You can also change up the asparagus for broccoli, peas or spinach.
This is a great Springtime recipe, but I make it all year round.
I grew up with an Italian grandmother and have been eating Italian food my whole life, but before moving to the UK, I never had Risotto before. I ordered it at an Italian restaurant because the food was nothing like Italian American food and it was the only thing that sounded like something I might want to eat.
This recipe is my version of the meal I had that night. Needless to say, it was delicious and mine is too!
I have a problem with risotto that requires you to stir the entire time you are cooking. When I make it that way, it only comes out well half the time.
I found a way to make risotto by adding the stock all at once, covering it and letting it cook on a low heat until absorbed. When I make it that way, it comes out perfect every time.
Shrimp and Asparagus Saffron Risotto
- 4 Cups Chicken Stock
- Teaspoon Saffron Threads
- 4 tbsp unsalted butter
- 1 cup dry white wine
- 2 small shallots peeled and finely chopped
- 2 Celery stalks – finely chopped
- 2 Cloves of Garlic chopped
- 2 Cups Risotto Rice
- 20 asparagus spears removed
- 7 oz raw peeled shrimp/prawns seasoned with salt and pepper
- 2 tablespoons lemon juice
- A handful of flat leaf parsley – chopped
- 2/3 cup grated Parmesan or Romano cheese plus more for serving
- sea salt and freshly ground pepper
Bring stock to a simmer in a saucepan; add the saffron and leave to infuse.
Blanch the asparagus in a pan of boiling water until just tender, refresh under cold water, then slice into lengths.
In a separate pan, saute the shallots, and celery in 2 tablespoons of butter together until they are cooked and soft but not browned.

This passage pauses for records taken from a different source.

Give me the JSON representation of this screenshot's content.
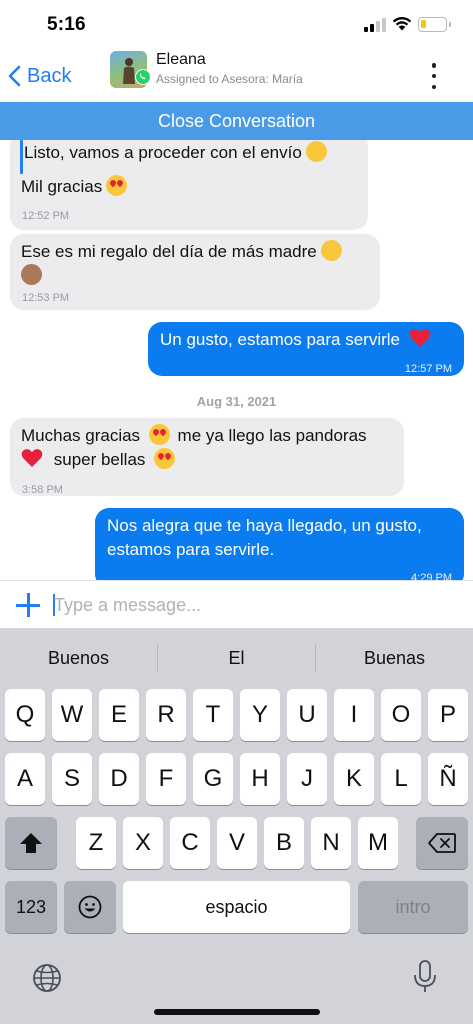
{
  "status_bar": {
    "time": "5:16"
  },
  "header": {
    "back_label": "Back",
    "contact_name": "Eleana",
    "assigned_text": "Assigned to Asesora: María",
    "close_label": "Close Conversation"
  },
  "messages": [
    {
      "direction": "in",
      "text_1": "Listo, vamos a proceder con el envío",
      "text_2": "Mil gracias",
      "time": "12:52 PM"
    },
    {
      "direction": "in",
      "text": "Ese es mi regalo del día de más madre",
      "time": "12:53 PM"
    },
    {
      "direction": "out",
      "text": "Un gusto, estamos para servirle",
      "time": "12:57 PM"
    },
    {
      "direction": "in",
      "text_1": "Muchas gracias",
      "text_2": "me ya llego las pandoras",
      "text_3": "super bellas",
      "time": "3:58 PM"
    },
    {
      "direction": "out",
      "text_1": "Nos alegra que te haya llegado, un gusto,",
      "text_2": "estamos para servirle.",
      "time": "4:29 PM"
    }
  ],
  "date_separator": "Aug 31, 2021",
  "composer": {
    "placeholder": "Type a message..."
  },
  "keyboard": {
    "suggestions": [
      "Buenos",
      "El",
      "Buenas"
    ],
    "row1": [
      "Q",
      "W",
      "E",
      "R",
      "T",
      "Y",
      "U",
      "I",
      "O",
      "P"
    ],
    "row2": [
      "A",
      "S",
      "D",
      "F",
      "G",
      "H",
      "J",
      "K",
      "L",
      "Ñ"
    ],
    "row3": [
      "Z",
      "X",
      "C",
      "V",
      "B",
      "N",
      "M"
    ],
    "numbers_label": "123",
    "space_label": "espacio",
    "return_label": "intro"
  },
  "icons": [
    "back-chevron-icon",
    "whatsapp-icon",
    "more-vertical-icon",
    "plus-icon",
    "shift-icon",
    "backspace-icon",
    "emoji-icon",
    "globe-icon",
    "microphone-icon"
  ],
  "colors": {
    "accent": "#1f7ef5",
    "close_bar": "#4a9ae8",
    "outgoing_bubble": "#0a7cf0",
    "incoming_bubble": "#ececef",
    "keyboard_bg": "#d1d3d9"
  }
}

Add the garlic and cook for another minute.
Add all the rice in one go and stir it around with the other ingredients to toast the grains thoroughly without browning.
Raise the heat to high, add the wine and reduce it until nearly all of the liquid is absorbed into the rice.
Stir in the stock, reduce the heat, stir and leave to cook covered 15-18 until the rice is just under cooked (Checking after about 15 minutes to make sure no additional stock is needed. If the risotto looks dry, add some of the remaining stock).
Add the Shrimp, and cook until pink (about 3 minutes).
Add in the asparagus spears, lemon juice, and chopped parsley. Mix together, taking care not to destroy the asparagus spears or the Shrimp.
Salt and pepper to taste.
Before serving, mix in the remaining butter & the cheese.